L’attesa ci fa passare attraverso il volto amico di Maria, che a Betania prende fra le sue mani i piedi di Gesù, ben povero tesoro, dove nulla c’è di divino, solo la stanchezza di essere uomo. Carezze di nardo su quei piedi così lontani dal cielo, così vicini alla polvere con cui Dio fece Adamo.

Una carezza sui piedi di Dio. Piedi sulle strade di Galilea e sul mio cuore, dove anch’io sono polvere e cenere. Dio non ha ali, ma piedi per perdersi con me nelle strade della storia.

Dio viene come un Re mendicante. A Betlemme la sua famiglia era ricca d’amore e la speranza viaggiava a dorso di un asinello, ora è così povero e solo da non possedere neanche la più povera bestia da soma. Un amante disarmato.

Benedetto Colui che viene, benedetto perché viene! È stupendo poter dire: Dio viene. In queste strade che sentono di folla, nella mia casa che sa di pane, Dio viene ancora. Si avvicina, è alla porta.
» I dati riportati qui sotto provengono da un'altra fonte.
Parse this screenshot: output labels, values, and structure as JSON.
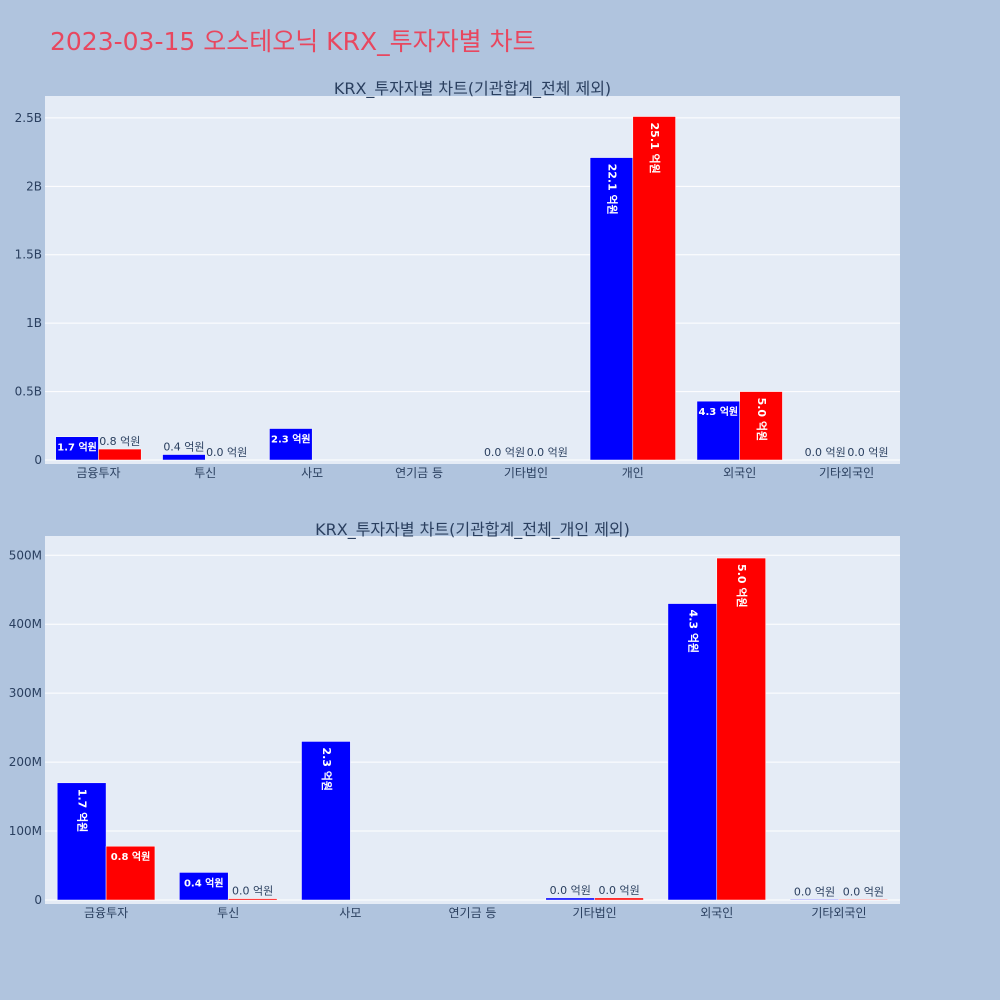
{
  "page": {
    "title": "2023-03-15 오스테오닉 KRX_투자자별 차트"
  },
  "colors": {
    "buy": "#0000ff",
    "sell": "#ff0000",
    "plot_bg": "#e5ecf6",
    "page_bg": "#b0c4de",
    "title": "#e8475f"
  },
  "chart_data": [
    {
      "type": "bar",
      "title": "KRX_투자자별 차트(기관합계_전체 제외)",
      "categories": [
        "금융투자",
        "투신",
        "사모",
        "연기금 등",
        "기타법인",
        "개인",
        "외국인",
        "기타외국인"
      ],
      "series": [
        {
          "values": [
            170000000,
            40000000,
            230000000,
            0,
            0,
            2210000000,
            430000000,
            0
          ],
          "labels": [
            "1.7 억원",
            "0.4 억원",
            "2.3 억원",
            "",
            "0.0 억원",
            "22.1 억원",
            "4.3 억원",
            "0.0 억원"
          ]
        },
        {
          "values": [
            80000000,
            0,
            null,
            0,
            0,
            2510000000,
            500000000,
            0
          ],
          "labels": [
            "0.8 억원",
            "0.0 억원",
            "",
            "",
            "0.0 억원",
            "25.1 억원",
            "5.0 억원",
            "0.0 억원"
          ]
        }
      ],
      "yticks": [
        0,
        500000000,
        1000000000,
        1500000000,
        2000000000,
        2500000000
      ],
      "ytick_labels": [
        "0",
        "0.5B",
        "1B",
        "1.5B",
        "2B",
        "2.5B"
      ],
      "ylim": [
        0,
        2660000000
      ],
      "grid": true
    },
    {
      "type": "bar",
      "title": "KRX_투자자별 차트(기관합계_전체_개인 제외)",
      "categories": [
        "금융투자",
        "투신",
        "사모",
        "연기금 등",
        "기타법인",
        "외국인",
        "기타외국인"
      ],
      "series": [
        {
          "values": [
            170000000,
            40000000,
            230000000,
            0,
            3000000,
            430000000,
            1000000
          ],
          "labels": [
            "1.7 억원",
            "0.4 억원",
            "2.3 억원",
            "",
            "0.0 억원",
            "4.3 억원",
            "0.0 억원"
          ]
        },
        {
          "values": [
            78000000,
            2000000,
            null,
            0,
            3000000,
            496000000,
            1000000
          ],
          "labels": [
            "0.8 억원",
            "0.0 억원",
            "",
            "",
            "0.0 억원",
            "5.0 억원",
            "0.0 억원"
          ]
        }
      ],
      "yticks": [
        0,
        100000000,
        200000000,
        300000000,
        400000000,
        500000000
      ],
      "ytick_labels": [
        "0",
        "100M",
        "200M",
        "300M",
        "400M",
        "500M"
      ],
      "ylim": [
        0,
        528000000
      ],
      "grid": true
    }
  ]
}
Poi Gesù si consegna alla morte. Perché? Per essere con me e come me, perché io possa essere con lui e come lui, il volto vero e alto dell’uomo, come quando appare al balcone di Pilato (ecco l’uomo!) col volto intriso di sangue, ed è il balcone del mondo dove è ancora crocifisso in tutti i suoi fratelli, straziato nella loro carne, straziata e santa.

In questa lenta settimana, possiamo seguire Gesù ora per ora. La cosa più santa che possiamo fare è stare con lui come le donne, come il centurione esperto di morte, per provare a capire che lì, in quell’agonia, canta il primo vagito di un mondo nuovo.

Cosa ha visto in lui il centurione pagano? Il guerriero non ha assistito a nessuna risurrezione, solo a una esecuzione capitale, a una morte da schiavi.

Cosa ha visto nello strazio di un morente? Un terremoto, una passione che, come vento di primavera, trema indomita sulla croce, una forza che scuote le pietre dei sepolcri, che non lascia dormire la polvere, ma vi fa entrare il respiro del mattino. La croce è l’abisso dove Egli viene da amante.

Il soldato ha visto che è possibile un altro modo di essere uomini. Ha visto il mondo capovolgersi: Dio che dà la vita anche a chi gli dà la morte; che non risponde al male con un di più di violenza, ma prendendolo su di sé.

La croce è l’immagine di Dio più pura, più alta, più bella della nostra fede; qualsiasi altro gesto ci avrebbe confermato una falsa idea di Dio. Solo la croce toglie ogni dubbio: lui è con me, fino all’estremo, per sempre.

Incantati, poggiamo saldi sulla cosa più bella del mondo: un atto d’amore, un dono d’amore, perfetto.